Il report dell’Oakland Institute, così come le organizzazioni della società civile radunatesi a Nairobi durante il summit, esprime la preoccupazione che i mercati dei crediti di carbonio si traducano nello sfruttamento delle risorse naturali africane per sostenere la crescita economica delle aziende nei Paesi ricchi, in un retaggio di estrattivismo coloniale già presente in altri casi. Inoltre, denuncia conflitti di interesse nelle stesse aziende responsabili della certificazione: ad esempio, più è grande il numero di crediti certificati, più i guadagni di Verra aumentano.

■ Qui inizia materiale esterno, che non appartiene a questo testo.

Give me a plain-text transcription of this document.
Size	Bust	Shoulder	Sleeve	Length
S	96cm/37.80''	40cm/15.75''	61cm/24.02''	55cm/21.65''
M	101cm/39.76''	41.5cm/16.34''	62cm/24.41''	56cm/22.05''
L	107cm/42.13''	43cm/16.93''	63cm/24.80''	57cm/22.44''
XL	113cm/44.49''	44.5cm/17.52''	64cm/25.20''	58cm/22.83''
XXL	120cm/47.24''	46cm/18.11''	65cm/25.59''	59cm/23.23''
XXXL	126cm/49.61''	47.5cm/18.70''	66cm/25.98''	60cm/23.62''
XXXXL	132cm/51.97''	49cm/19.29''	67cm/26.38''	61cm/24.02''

Aniebiet Inyang Ntui: i crediti possono essere utili ma solo se usati correttamente insieme ad altri strumenti
“Gli ambientalisti hanno ragione a essere preoccupati per il potenziale utilizzo dei crediti di carbonio come ‘permessi per inquinare’. – afferma ad Agenda17 Aniebiet Inyang Ntui, diplomatica e professoressa all’Università di Calabar (Nigeria) -. Tuttavia, è importante ricordare che essi sono solo uno degli strumenti utilizzati per combattere il cambiamento climatico. Se attuati correttamente, possono essere un modo efficace per ridurre le emissioni e favorire lo sviluppo sostenibile in Africa. Esistono alcuni casi positivi di progetti di crediti carbonici nel continente, ad esempio il ‘Ghana Cocoa Forest REDD+ Project’ e il ‘Rwanda Improved Cooking Stoves Project’.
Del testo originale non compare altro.